Of the three companies that responded to the request for proposal, this company offered the lowest administrative costs and the most experience in managing accounts for higher education employees, TJC spokesman Fred Peters wrote in an email.
Starting in January, the college will submit 2 percent of the full-time employee's salary into a retirement account.
This portion will not be deducted from the employee's salary, but awarded in addition to it.
Employees have the option of requesting an additional 2 percent be deducted from each payroll and invested into the account. The college will match the deduction up to 2 percent.
So an employee can have up to 6 percent of their salary put in their account.
“What we think we have with this new program is something that's better for employees, better for the college than Social Security,” TJC President Dr. Mike Metke said. “And, we think that it will make people want to stay here for their whole career.”

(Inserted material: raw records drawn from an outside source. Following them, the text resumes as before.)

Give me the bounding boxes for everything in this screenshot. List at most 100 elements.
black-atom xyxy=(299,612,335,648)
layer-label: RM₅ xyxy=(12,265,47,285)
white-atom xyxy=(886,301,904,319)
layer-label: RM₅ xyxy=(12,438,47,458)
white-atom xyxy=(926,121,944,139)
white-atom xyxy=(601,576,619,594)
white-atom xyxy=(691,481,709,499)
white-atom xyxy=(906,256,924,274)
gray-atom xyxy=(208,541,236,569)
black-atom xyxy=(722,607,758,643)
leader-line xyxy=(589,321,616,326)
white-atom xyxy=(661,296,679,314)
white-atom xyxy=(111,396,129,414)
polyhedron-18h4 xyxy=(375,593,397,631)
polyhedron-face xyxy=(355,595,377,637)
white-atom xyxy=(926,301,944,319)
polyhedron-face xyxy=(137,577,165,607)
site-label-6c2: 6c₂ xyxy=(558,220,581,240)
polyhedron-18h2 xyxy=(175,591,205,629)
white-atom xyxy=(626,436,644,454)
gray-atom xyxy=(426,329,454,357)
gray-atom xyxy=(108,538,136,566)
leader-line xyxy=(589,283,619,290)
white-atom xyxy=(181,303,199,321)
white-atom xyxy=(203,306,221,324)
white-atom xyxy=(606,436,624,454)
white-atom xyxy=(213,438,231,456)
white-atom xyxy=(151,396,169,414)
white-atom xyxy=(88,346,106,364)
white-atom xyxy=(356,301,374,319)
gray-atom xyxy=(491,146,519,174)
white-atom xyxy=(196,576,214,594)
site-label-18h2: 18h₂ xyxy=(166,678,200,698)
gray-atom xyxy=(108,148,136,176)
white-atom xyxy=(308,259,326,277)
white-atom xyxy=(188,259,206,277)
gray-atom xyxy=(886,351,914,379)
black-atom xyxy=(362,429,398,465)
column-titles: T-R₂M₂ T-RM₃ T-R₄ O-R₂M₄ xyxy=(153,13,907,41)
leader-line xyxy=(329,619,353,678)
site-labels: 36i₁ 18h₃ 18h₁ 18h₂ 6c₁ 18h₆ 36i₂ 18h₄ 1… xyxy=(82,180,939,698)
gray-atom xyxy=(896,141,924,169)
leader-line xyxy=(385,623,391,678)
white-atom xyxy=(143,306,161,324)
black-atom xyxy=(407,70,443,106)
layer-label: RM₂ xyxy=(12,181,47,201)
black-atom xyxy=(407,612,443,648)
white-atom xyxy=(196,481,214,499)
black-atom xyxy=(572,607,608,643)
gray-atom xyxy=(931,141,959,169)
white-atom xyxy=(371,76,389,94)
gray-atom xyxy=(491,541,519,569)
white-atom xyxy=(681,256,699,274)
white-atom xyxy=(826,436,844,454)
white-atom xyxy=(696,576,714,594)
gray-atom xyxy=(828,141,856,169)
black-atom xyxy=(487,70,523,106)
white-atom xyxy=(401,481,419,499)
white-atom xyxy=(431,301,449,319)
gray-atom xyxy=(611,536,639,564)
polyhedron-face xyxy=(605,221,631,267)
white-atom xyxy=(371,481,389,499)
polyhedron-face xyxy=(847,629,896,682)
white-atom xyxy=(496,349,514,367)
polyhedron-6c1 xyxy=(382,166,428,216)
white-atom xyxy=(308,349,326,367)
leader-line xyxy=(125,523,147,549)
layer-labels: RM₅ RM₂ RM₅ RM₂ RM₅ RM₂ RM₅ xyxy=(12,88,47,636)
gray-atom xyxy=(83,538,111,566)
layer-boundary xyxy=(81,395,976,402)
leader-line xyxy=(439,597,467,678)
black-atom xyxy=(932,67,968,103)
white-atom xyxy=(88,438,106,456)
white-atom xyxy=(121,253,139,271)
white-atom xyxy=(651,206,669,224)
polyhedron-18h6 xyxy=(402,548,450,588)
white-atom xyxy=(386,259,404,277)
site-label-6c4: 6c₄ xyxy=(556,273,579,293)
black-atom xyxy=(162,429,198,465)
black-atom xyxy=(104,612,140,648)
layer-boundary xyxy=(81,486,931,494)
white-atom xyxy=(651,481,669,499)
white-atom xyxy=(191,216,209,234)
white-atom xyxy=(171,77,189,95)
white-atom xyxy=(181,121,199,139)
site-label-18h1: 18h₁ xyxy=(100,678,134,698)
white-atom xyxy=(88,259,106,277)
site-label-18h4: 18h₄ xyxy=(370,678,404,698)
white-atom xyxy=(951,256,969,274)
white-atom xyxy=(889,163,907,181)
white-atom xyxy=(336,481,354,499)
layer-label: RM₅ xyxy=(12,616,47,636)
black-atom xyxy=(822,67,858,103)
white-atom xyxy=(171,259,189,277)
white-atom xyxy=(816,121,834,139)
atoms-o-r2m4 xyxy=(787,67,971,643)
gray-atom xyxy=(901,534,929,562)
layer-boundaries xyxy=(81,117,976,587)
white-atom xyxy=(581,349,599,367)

Sarah Van Cleef, the college's vice president for business affairs and chief financial officer, said college administrators had considered Social Security or alternatives for several years.
She said it would cost the college more than $3 million to get back into Social Security, something officials decided was not a good option.
Ms. Van Cleef said the college will spend this amount only if all 600-plus full-time employees take advantage of the full 6 percent investment in the retirement plan. Otherwise, it will be less.
For the 2013-14 fiscal year, the benefit will increase with the college automatically investing 4 percent of every full-time employee's salary into their individual retirement fund. This will be in addition to their salary and not deducted from it.
On top of that, each employee can choose to deduct up to 2 percent from each payroll and the college will match that.
So employees could have up to 8 percent of their salary invested.
If all full-time employees choose the full 8 percent investment it would cost the college $1.5 million for a full fiscal year, Peters wrote in the email.
Peters said the lowest full-time salary used to determine the amount invested will be $20,000.
So the full-time employees who make less than that — and he said there are a few positions that do — will be bumped up to that amount for the purposes of determining their investment.
DeVonne Cagle, TJC's manager of benefits and compensation, said Wednesday that this plan will be better for employees.
“It's a way to help employees prepare for their future, especially because we don't have Social Security as a safety net …,” she said.
She said the college previously had Social Security for employees, but opted out in 1976.
The college had a supplement to the other retirement plans for a while but stopped that and rolled those funds into salaries, she said.
TJC's full-time employees are in either the state's Teacher Retirement System or the Optional Retirement Program, the latter of which is only for faculty and certain administrative staff.